Study: Pfizer's Chantix raises heart risks 72%

It's another blow for Pfizer's stop-smoking drug Chantix. A new study found that healthy, middle-aged smokers who use the drug have a higher risk of having a heart attack or developing other serious heart problems. The meta-analysis of 14 clinical trials found that heart trouble resulting in hospitalization, disability or death was 72 percent more likely in patients using the drug rather than placebo.

Marketed as Champix outside the U.S., the drug has already been subject to safety warnings from the FDA. In 2009, the agency ordered a "black box" warning about the drug's psychological side effects, including suicidal thoughts. Last month, the agency revised Chantix's label to note an increased heart risk for patients who already have cardiovascular disease. But the scientists who conducted the latest study, which included healthy people with an average age of less than 45, said the FDA should take note.

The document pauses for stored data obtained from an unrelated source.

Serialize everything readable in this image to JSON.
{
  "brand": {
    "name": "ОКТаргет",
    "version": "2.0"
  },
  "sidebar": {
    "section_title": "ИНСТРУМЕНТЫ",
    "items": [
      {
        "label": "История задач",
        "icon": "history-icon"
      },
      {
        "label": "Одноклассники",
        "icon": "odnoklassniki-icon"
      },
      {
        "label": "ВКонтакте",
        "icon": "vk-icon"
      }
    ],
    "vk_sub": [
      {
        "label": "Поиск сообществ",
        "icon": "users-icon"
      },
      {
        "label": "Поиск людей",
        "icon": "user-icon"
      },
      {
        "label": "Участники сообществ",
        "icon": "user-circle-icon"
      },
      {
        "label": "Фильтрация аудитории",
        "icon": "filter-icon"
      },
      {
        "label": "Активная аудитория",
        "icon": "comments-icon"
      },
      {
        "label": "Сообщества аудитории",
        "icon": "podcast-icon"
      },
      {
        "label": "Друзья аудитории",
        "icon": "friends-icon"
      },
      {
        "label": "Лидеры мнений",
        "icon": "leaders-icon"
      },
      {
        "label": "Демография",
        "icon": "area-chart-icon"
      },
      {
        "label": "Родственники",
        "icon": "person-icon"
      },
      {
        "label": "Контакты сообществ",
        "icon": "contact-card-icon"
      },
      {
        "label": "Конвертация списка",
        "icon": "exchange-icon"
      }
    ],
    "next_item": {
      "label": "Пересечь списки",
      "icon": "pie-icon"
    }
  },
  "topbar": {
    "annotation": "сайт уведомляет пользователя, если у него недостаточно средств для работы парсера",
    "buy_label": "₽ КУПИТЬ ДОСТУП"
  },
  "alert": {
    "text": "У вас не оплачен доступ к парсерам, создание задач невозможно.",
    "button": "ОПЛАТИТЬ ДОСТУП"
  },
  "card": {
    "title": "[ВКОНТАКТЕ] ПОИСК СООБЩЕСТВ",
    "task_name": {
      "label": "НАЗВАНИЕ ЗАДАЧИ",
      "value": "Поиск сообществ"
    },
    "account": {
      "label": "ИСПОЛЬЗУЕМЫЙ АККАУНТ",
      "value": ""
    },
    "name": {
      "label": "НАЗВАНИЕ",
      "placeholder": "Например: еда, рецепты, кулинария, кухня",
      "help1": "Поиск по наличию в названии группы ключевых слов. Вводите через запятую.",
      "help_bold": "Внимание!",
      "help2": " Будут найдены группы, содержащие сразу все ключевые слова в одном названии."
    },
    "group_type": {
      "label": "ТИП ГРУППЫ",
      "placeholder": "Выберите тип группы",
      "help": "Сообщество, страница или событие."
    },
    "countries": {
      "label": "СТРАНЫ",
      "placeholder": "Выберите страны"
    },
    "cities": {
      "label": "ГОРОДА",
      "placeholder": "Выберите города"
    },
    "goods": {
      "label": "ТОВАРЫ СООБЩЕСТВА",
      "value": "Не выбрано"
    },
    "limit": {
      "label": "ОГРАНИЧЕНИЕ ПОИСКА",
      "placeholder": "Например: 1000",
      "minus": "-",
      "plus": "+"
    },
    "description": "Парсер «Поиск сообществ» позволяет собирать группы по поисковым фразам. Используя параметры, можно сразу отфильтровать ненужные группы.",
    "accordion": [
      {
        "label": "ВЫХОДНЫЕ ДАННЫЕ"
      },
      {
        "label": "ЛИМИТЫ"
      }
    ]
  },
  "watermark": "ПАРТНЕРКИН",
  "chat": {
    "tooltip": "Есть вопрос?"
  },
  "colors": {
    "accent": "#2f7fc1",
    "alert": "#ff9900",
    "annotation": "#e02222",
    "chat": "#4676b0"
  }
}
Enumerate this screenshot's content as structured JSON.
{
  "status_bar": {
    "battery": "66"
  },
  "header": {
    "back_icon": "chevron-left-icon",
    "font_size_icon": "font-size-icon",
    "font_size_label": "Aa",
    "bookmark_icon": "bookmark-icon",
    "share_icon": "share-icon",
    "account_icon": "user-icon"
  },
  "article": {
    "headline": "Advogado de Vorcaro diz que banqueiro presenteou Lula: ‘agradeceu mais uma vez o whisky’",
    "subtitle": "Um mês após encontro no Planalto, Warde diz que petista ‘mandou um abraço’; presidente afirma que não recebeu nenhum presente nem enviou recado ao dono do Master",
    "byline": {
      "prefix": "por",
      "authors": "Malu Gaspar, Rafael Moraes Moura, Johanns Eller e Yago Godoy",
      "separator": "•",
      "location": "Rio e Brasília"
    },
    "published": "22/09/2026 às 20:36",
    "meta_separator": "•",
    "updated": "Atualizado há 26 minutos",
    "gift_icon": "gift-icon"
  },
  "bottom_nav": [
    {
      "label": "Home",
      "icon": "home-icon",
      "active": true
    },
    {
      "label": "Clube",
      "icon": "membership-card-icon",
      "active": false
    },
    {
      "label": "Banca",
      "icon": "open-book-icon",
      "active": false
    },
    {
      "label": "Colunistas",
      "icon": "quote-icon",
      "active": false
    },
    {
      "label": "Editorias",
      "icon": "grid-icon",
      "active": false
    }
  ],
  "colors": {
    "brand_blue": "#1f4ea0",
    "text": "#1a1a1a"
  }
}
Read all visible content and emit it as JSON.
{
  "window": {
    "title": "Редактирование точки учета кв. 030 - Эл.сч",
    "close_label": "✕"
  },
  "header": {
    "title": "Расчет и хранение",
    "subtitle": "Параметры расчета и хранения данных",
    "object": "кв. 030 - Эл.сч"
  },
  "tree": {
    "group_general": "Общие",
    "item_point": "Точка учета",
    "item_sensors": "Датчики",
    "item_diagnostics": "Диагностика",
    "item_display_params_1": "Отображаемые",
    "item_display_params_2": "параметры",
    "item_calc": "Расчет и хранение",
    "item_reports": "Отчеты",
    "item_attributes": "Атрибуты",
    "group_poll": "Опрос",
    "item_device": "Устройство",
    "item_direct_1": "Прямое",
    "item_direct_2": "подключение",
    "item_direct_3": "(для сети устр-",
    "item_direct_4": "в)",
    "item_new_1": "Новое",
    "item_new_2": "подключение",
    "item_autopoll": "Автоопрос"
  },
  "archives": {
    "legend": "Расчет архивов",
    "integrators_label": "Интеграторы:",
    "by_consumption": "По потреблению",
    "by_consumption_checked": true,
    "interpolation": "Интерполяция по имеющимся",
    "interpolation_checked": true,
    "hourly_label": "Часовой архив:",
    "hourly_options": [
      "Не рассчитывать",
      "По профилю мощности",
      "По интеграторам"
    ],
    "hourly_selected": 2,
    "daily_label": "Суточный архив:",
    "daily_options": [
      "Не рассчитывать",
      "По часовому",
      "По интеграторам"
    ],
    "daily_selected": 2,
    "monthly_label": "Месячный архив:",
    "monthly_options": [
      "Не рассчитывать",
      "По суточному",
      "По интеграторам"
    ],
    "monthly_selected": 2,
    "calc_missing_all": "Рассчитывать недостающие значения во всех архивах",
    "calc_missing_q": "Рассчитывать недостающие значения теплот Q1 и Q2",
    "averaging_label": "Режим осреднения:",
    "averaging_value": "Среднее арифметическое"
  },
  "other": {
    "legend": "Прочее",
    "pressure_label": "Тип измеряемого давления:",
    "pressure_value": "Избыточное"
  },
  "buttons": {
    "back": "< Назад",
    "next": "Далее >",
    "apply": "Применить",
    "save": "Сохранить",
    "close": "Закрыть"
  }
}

"Our new research shifts the risk-benefit profile of varenicline," lead author Sonal Singh of Johns Hopkins University School of Medicine said in a statement (as quoted by Reuters). "People want to quit smoking to reduce the risk of cardiovascular disease, but in this case they are taking a drug that increases the risk for the very problems they are trying to avoid."

Pfizer disputes the new study, saying the analysis "contains several limitations--most notably that it is based on a small number of events, which raises concerns about the reliability of the authors' conclusions." Together, the 14 studies comprised 8,200 people given either Chantix or placebo; seven in each group died, but the cardiovascular events requiring hospitalization were 72 percent higher in the Chantix group, the researchers said.